When the people of Greece go to the polls on Sunday to decide on their economic future, they're going to face a really difficult choice. They're being asked to decide whether to accept European demands for further austerity. If they reject those demands, they're likely to be forced out of the euro altogether.
We're torn on how Greeks should vote, because all of their options are bad. Either option is likely to lead to more economic pain, and there's a lot of uncertainty about the long-term results of either decision.
But we thought it would be interesting to write what we felt were the strongest arguments on each side. Matt Yglesias wrote his strongest case for a "yes" vote, while Tim Lee wrote the case for voting no. But neither one of us is sure that we picked the right side.

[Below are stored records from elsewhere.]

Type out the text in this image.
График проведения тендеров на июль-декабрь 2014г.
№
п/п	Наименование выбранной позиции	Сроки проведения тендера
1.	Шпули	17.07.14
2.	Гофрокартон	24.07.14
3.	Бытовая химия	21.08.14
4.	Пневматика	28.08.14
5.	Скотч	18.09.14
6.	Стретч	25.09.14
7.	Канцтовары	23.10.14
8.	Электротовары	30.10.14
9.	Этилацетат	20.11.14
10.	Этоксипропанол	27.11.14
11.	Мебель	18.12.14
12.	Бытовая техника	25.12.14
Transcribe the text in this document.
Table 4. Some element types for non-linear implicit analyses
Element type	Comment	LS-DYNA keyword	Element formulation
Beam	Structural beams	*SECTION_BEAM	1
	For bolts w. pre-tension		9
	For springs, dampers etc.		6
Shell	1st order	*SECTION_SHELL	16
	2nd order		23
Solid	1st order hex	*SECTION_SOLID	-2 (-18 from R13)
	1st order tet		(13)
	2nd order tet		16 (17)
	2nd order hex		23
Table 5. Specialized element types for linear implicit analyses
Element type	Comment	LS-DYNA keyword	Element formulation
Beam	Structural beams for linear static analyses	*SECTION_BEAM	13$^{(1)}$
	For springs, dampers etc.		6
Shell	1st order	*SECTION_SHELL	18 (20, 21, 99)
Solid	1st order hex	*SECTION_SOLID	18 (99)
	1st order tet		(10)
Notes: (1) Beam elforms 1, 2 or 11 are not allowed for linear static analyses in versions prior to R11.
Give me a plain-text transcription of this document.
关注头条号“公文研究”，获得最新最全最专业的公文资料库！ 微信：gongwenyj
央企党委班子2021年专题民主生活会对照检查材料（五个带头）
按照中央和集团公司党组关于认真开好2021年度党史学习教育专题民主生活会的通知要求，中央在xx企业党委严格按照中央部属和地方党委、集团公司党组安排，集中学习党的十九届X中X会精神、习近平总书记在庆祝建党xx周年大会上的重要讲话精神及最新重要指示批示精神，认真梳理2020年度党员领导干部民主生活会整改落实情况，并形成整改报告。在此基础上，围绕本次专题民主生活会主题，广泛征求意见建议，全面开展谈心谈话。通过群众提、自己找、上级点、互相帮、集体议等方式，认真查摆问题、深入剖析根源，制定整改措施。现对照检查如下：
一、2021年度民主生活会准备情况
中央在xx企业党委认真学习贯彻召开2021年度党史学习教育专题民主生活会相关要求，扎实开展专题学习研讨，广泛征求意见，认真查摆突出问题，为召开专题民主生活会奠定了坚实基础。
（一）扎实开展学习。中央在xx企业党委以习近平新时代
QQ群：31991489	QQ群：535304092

The best argument for Greeks to vote "no" on Sunday is simple: the euro is a disaster. And voting no is the quickest way for the Greeks to get out of it.
The euro is a kind of macroeconomic straitjacket. Central banks are supposed to print more money when the economy is in a recession, and print less money when the economy is booming. But the European Central Bank is responsible for the health of 19 different economies, and at any particular point in time they will have wildly different needs.
Right now, Greece is suffering from 25 percent unemployment, while Germany is enjoying 5 percent unemployment. Greece needs more monetary stimulus; in Germany, more stimulus would only create inflation. There's no way for the ECB to craft a monetary policy that will serve both countries well.
This isn't a problem that's going to go away. Europe will have more economic downturns in the coming decades. And each time this happens, the economic straitjacket of the euro will make it harder for some of Europe's economies to recover as quickly as they could. And as one of the poorest and most isolated of the European economies, Greece is among the most vulnerable.
A successful euro would require political union, and that's unlikely
European elites were aware of this problem when they created the euro, and they had a plan for solving it, under the slogan "ever closer union." The idea was to gradually make Europe more like the United Staes. In the US, we also have a single central bank setting monetary policy for 50 state economies. The difference is that America has a much more integrated economy. Much of the tax collection and government spending in the United States happens at the federal level. People regularly move from one state to another in search of work. The the huge economic disparities we see between Germany and Greece today don't tend to exist among American states.
The problem is that this kind of integrated economic system ultimately requires an integrated political system. Americans see themselves as Americans first and Floridians or Oregonians second. People in wealthy Connecticut don't get too outraged that their tax dollars are subsidizing people in West Virginia.
That's not how things work in Europe. Germans and Austrians have no interest in paying for welfare benefits for people in Greece and Spain. For that matter, people in Greece and Spain don't particularly want to give up sovereignty to the European Parliament. A European superstate isn't going to happen any time soon.
Leaving the euro would be painful but temporary
Matt is right that European elites have an incentive to make a Greek exit as painful as possible for Greece. But Europe can only inflict so much pain on the Greeks as they exit the euro club. Greece is still a sovereign nation, and there are many countries it can trade with outside the European block. Moreover, Europe will have both geostrategic and humanitarian incentives not to push Europe too far.
But the larger point here is that the worst effects of a euro exit would be be over fairly quickly — probably within a year or two. After that, the Greek economy could enjoy significant upsides. With its own currency, it would have a lot more leverage to renegotiate its debt burden. And with its own central bank, Greece would be able to pursue a monetary policy that's more appropriate for the highly depressed state of the Greek economy.
Leaving the euro is hardly a panacea. There's a risk that leaving the euro would produce a severe and protracted panic that's even worse for ordinary Greeks than the endless 25 percent unemployment they're suffering from now. Greece will have to pay higher interest rates for decades after leaving the Eurozone, and it will have to work hard to convince foreigners to take its currency seriously. But in the long run, Greece's future outside the Eurozone is likely to be better than its future inside of it.